An example of the need to provide a holistic description of a manager’s strategy, Shepherd said, would be, “if you say you’re an environmentally focused strategy, odds are we’re going to ask for your holdings, we’re going to run them through an industry tool to help assess the carbon intensity of the strategy, and we’re expecting that the promise is meted out in the output from the analytics at a very simple and concrete level. At the end of the day, the proof’s in the pudding when we look at your portfolio.”
Preparing for the Future and Winning Market Share
Asked how they expect ESG to evolve in the next 10 years, the panelists focused on combining multiple and evolving views of ESG into a more comprehensive framework, i.e. “the difference between simply using ESG factors as part of an investment process versus focusing your portfolio around ESG factors for a thematic ideology or other outcome,” as Ecklord pointed out.

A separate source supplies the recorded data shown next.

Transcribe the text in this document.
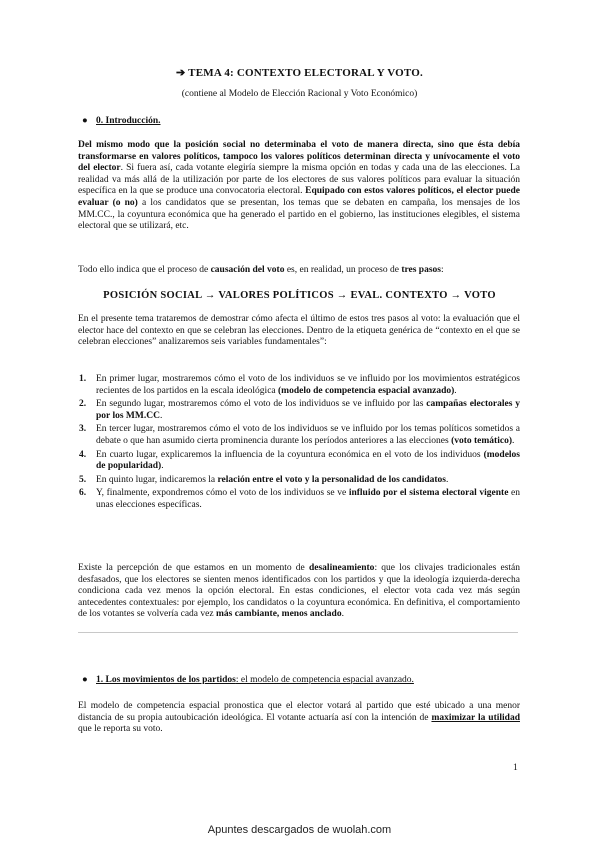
➔ TEMA 4: CONTEXTO ELECTORAL Y VOTO.
(contiene al Modelo de Elección Racional y Voto Económico)
● 0. Introducción.
Del mismo modo que la posición social no determinaba el voto de manera directa, sino que ésta debía transformarse en valores políticos, tampoco los valores políticos determinan directa y unívocamente el voto del elector. Si fuera así, cada votante elegiría siempre la misma opción en todas y cada una de las elecciones. La realidad va más allá de la utilización por parte de los electores de sus valores políticos para evaluar la situación específica en la que se produce una convocatoria electoral. Equipado con estos valores políticos, el elector puede evaluar (o no) a los candidatos que se presentan, los temas que se debaten en campaña, los mensajes de los MM.CC., la coyuntura económica que ha generado el partido en el gobierno, las instituciones elegibles, el sistema electoral que se utilizará, etc.
Todo ello indica que el proceso de causación del voto es, en realidad, un proceso de tres pasos:
POSICIÓN SOCIAL → VALORES POLÍTICOS → EVAL. CONTEXTO → VOTO
En el presente tema trataremos de demostrar cómo afecta el último de estos tres pasos al voto: la evaluación que el elector hace del contexto en que se celebran las elecciones. Dentro de la etiqueta genérica de “contexto en el que se celebran elecciones” analizaremos seis variables fundamentales”:
1. En primer lugar, mostraremos cómo el voto de los individuos se ve influido por los movimientos estratégicos recientes de los partidos en la escala ideológica (modelo de competencia espacial avanzado).
2. En segundo lugar, mostraremos cómo el voto de los individuos se ve influido por las campañas electorales y por los MM.CC.
3. En tercer lugar, mostraremos cómo el voto de los individuos se ve influido por los temas políticos sometidos a debate o que han asumido cierta prominencia durante los períodos anteriores a las elecciones (voto temático).
4. En cuarto lugar, explicaremos la influencia de la coyuntura económica en el voto de los individuos (modelos de popularidad).
5. En quinto lugar, indicaremos la relación entre el voto y la personalidad de los candidatos.
6. Y, finalmente, expondremos cómo el voto de los individuos se ve influido por el sistema electoral vigente en unas elecciones específicas.
Existe la percepción de que estamos en un momento de desalineamiento: que los clivajes tradicionales están desfasados, que los electores se sienten menos identificados con los partidos y que la ideología izquierda-derecha condiciona cada vez menos la opción electoral. En estas condiciones, el elector vota cada vez más según antecedentes contextuales: por ejemplo, los candidatos o la coyuntura económica. En definitiva, el comportamiento de los votantes se volvería cada vez más cambiante, menos anclado.
● 1. Los movimientos de los partidos: el modelo de competencia espacial avanzado.
El modelo de competencia espacial pronostica que el elector votará al partido que esté ubicado a una menor distancia de su propia autoubicación ideológica. El votante actuaría así con la intención de maximizar la utilidad que le reporta su voto.
1
Apuntes descargados de wuolah.com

“Figuring out how to align investor missions or viewpoints is going to be challenging.” he added.
For asset managers, moving from simple definitions of MRI or ESG at the investment process and portfolio construction levels will be challenging, but, as Shepherd pointed out, “I think the industry will be all the better for that. The more that we see portfolios that don’t tag themselves as “MRI” integrating MRI or ESG factors into their investment process, the better off we’re all going to be.”
Asset managers who have been disappointed by flows into their ESG products may have more success by shifting their focus, he added.
“I think the flows will come as some of these thematic strategies become unique components of a diversified portfolio, or a diversified private portfolio, by providing exposure to something that perhaps the client doesn’t have in their existing investments, like niche credit strategies focused around environmental themes or education focused venture strategies.”